O governo brasileiro, em comunicado anterior, já havia classificado os ataques ordenados por Trump como um ato de extrema gravidade, condenando o uso da força e defendendo uma solução pacífica e diplomática para a crise venezuelana.

O papel e a história da Celac

A Celac foi lançada em 2010 e está em atividade desde 2011, com o objetivo de ser um fórum de diálogo político e cooperação regional sem a participação dos Estados Unidos e do Canadá. Segundo o Itamaraty, o bloco "promove o diálogo político de alto nível e ações de cooperação regional em diversos temas, como segurança alimentar, energia, educação, saúde, inclusão social, desenvolvimento sustentável, transformação digital e infraestrutura para a integração".

A falta de consenso em temas sensíveis, como a crise venezuelana, não é inédita no grupo, que reúne países com visões políticas e alinhamentos externos bastante diversos.
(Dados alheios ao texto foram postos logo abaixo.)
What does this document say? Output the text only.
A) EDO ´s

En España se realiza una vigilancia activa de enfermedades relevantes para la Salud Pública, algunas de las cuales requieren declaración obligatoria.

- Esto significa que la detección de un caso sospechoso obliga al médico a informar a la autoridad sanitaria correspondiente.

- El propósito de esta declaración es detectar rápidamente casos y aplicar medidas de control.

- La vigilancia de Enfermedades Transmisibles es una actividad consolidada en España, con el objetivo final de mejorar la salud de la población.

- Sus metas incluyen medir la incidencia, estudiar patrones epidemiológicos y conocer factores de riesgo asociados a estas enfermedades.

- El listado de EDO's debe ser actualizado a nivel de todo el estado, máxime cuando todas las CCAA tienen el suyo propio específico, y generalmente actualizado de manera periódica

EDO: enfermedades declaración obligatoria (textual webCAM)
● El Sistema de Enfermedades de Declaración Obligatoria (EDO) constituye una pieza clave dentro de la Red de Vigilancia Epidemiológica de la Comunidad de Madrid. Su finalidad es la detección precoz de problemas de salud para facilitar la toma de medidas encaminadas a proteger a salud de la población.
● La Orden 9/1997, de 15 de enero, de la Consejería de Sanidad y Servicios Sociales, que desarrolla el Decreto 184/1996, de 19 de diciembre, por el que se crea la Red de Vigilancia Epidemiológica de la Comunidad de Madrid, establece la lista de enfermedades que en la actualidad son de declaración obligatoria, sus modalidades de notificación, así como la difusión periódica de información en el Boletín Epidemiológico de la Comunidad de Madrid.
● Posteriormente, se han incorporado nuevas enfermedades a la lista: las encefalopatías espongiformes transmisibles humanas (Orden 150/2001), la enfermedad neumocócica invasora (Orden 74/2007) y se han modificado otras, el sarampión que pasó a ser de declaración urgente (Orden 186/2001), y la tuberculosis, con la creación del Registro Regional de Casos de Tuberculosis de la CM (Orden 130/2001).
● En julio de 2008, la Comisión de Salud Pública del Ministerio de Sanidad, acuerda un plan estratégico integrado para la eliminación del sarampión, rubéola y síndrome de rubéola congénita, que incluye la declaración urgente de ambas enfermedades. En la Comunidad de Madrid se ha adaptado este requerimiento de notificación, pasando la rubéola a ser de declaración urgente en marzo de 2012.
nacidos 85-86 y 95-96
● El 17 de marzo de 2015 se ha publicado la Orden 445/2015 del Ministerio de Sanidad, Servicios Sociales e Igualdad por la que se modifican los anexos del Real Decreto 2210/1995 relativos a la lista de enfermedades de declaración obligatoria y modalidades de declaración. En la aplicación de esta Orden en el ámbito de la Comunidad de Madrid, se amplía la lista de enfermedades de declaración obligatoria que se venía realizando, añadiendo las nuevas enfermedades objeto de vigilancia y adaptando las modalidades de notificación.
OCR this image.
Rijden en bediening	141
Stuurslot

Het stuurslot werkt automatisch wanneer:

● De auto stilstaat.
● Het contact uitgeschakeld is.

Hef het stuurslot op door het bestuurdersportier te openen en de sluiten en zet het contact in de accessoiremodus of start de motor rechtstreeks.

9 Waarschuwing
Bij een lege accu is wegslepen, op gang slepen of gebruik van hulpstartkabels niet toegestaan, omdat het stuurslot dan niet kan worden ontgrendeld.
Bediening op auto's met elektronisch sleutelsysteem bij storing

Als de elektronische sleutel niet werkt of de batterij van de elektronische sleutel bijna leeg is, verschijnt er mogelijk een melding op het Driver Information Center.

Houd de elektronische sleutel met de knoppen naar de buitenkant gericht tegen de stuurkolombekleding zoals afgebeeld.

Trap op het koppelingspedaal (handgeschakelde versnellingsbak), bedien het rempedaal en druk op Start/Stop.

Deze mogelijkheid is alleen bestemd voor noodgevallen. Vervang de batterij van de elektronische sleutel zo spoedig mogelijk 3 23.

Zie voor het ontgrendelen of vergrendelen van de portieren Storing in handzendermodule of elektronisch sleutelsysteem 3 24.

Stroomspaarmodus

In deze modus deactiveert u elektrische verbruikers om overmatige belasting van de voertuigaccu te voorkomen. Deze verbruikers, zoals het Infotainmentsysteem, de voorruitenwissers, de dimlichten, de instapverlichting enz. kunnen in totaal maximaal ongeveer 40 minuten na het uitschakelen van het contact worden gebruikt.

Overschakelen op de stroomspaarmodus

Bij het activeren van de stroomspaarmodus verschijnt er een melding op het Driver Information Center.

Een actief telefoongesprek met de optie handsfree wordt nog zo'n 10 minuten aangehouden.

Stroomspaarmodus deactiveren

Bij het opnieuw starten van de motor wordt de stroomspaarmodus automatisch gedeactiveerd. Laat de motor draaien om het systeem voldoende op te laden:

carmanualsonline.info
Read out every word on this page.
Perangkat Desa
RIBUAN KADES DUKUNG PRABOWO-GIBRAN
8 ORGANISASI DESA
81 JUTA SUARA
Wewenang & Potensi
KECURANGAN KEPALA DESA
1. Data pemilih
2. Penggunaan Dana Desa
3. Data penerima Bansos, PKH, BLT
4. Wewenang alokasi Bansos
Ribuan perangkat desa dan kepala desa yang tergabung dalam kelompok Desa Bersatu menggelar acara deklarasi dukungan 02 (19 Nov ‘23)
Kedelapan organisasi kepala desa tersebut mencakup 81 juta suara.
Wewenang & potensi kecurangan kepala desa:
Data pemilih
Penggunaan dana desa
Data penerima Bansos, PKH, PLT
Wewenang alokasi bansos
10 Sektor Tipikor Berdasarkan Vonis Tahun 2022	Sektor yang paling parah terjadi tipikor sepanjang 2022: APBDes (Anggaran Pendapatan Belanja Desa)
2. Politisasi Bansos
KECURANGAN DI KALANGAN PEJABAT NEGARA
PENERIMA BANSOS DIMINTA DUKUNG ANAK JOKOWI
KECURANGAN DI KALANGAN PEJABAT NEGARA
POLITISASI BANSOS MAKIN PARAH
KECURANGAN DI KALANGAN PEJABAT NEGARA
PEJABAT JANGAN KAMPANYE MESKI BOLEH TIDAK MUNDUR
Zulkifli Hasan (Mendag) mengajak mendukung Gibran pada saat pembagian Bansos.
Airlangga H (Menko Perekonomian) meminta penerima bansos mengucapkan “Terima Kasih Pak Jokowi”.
Próximos passos e contexto

A ausência de uma posição unificada da Celac deixa as respostas à crise nas mãos de ações individuais de cada país ou de outros fóruns internacionais. A situação tende a manter a Venezuela no centro das tensões geopolíticas na região, com o governo de Nicolás Maduro enfrentando pressões internas e externas renovadas.

Especialistas em relações internacionais avaliam que a incapacidade de acordo reflete as profundas divisões políticas na América Latina, dificultando uma ação coletiva eficaz em cenários de crise aguda. A comunidade internacional aguarda novos desdobramentos e possíveis movimentos diplomáticos isolados nos próximos dias.